Your weekend in Chicago is winding down, and if you’ve followed along on this itinerary so far, you’ve been on the go pretty much the whole time. So it’s understandable if by this point you’re looking for a simple Sunday morning. Skip the long brunch lines and go for a straightforward (but wholly delicious) breakfast at Bang Bang Pie & Biscuits (two locations!). One of their breakfast biscuits (with and egg!) and a hot cup of coffee makes for a lovely Sunday morning. Throw in a copy of the Sunday Tribune and you might just pass for a Chicagoan.
If you’ve still got time before you head back home, I’ll wrap up my 36 hours with one recommendation that does overlap with the New York Times.
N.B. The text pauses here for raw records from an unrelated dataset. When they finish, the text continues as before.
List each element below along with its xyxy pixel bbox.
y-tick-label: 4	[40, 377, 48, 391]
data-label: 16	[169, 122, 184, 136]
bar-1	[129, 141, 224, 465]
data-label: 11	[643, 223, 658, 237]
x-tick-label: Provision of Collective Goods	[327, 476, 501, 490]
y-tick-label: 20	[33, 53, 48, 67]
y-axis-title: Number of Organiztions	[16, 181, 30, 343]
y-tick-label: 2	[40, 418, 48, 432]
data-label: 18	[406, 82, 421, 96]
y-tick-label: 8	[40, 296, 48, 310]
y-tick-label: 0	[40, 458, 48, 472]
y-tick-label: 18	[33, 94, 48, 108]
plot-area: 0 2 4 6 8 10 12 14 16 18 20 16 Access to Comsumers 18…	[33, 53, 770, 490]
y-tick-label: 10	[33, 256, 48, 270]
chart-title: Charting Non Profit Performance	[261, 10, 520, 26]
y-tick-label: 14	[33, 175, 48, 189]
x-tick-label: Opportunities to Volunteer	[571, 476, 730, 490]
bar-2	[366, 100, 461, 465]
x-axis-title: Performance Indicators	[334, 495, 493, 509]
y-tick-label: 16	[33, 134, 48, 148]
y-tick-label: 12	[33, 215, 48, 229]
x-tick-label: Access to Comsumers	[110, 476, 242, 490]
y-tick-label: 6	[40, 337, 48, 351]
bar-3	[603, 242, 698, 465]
They list the American Writer’s Museum as a stop early in their weekend, and while it is a cool place to check out, it won’t take you more than an hour or so to wander the small—but mighty!—exhibits on writers and writing. You can pop over for a bit on your way out of town, getting one last glimpse of downtown before you go.
There is so much to do in Chicago, I couldn’t possibly list everything. If you’re looking for a great view, order a cocktail at the Signature Lounge on the 96th floor of the Hancock Building. You’ll save the $40 it costs to go to the top of the Sears Tower and get a view of the skyline that actually includes that iconic high-rise. If you really want to experience the best meal in Chicago (and have about $300 or so per person to spare), plan well in advance to experience Alinea, a three Michelin star restaurant with Chef Grant Achatz at the helm. It’s hard to choose just one show to see in Chicago’s massive theater scene, but it’s worth looking at what’s currently playing, from Broadway in Chicago to the Belmont Theatre District.
How will you spend your next visit to Chicago?